Ci-contre les résultats absolument confondants de l'étude de Jan Veizer (réf Veizer J. (2005), Celestial climate driver: A perspective from four billion years of the carbon cycle, Geoscience Canada, 32, 1, 13-28.)

A voir l'excellente concordance des variations de le température terrestre avec l'irradiation ionisante, on comprend que Jan Veizer soit devenu très sceptique sur le rôle du CO2 dans le réchauffement climatique. Alors quoi ? Ce qui était vrai pendant 500 millions d'années ne serait plus vrai pendant notre petit siècle ? Les éruptions solaires ne concerneraient plus notre vieille Terre ?
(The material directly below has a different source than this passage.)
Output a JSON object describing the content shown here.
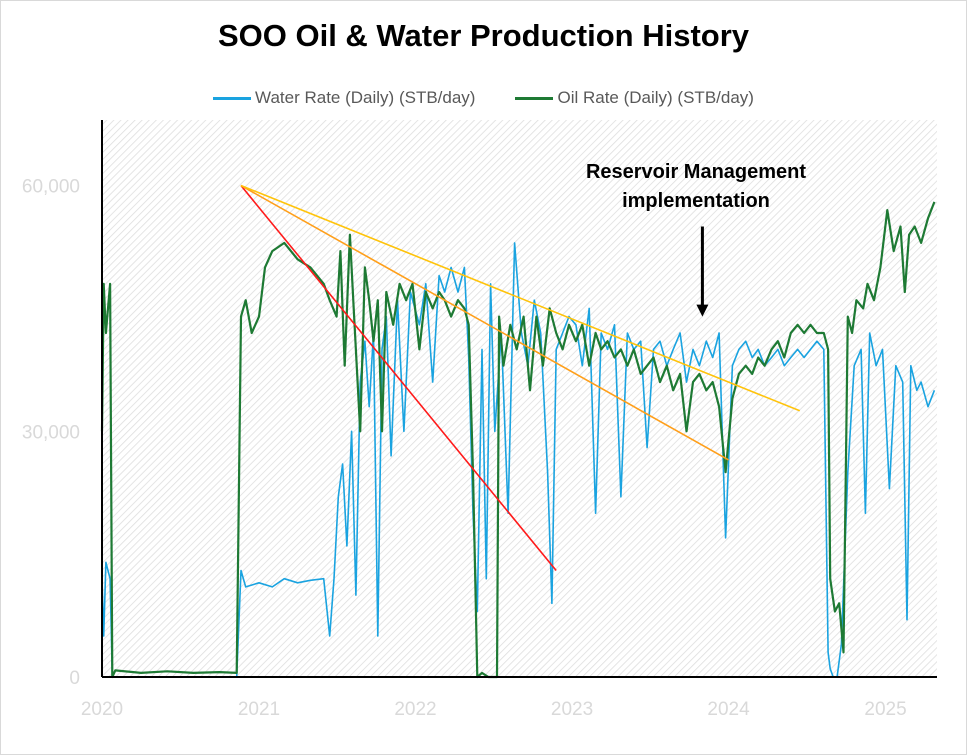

A noter un petit point historique très intéressant et qui parait un peu insolite sur cette question : l'idée que les éruptions solaires influencent le climat de notre Terre n'est pas nouvelle. Ainsi, en 1801, un astronome anglais, Sir William Herschel (le découvreur de la planète Uranus et du rayonnement infrarouge qu'il avait trouvé en plaçant un thermomètre derrière un prisme) avait remarqué que le prix du blé semblait directement contrôlé par le nombre de taches (éruptions) solaires qu'il observait avec son télescope (réf : Phil. Trans. Roy. Soc. London, 91, 265 (1801)).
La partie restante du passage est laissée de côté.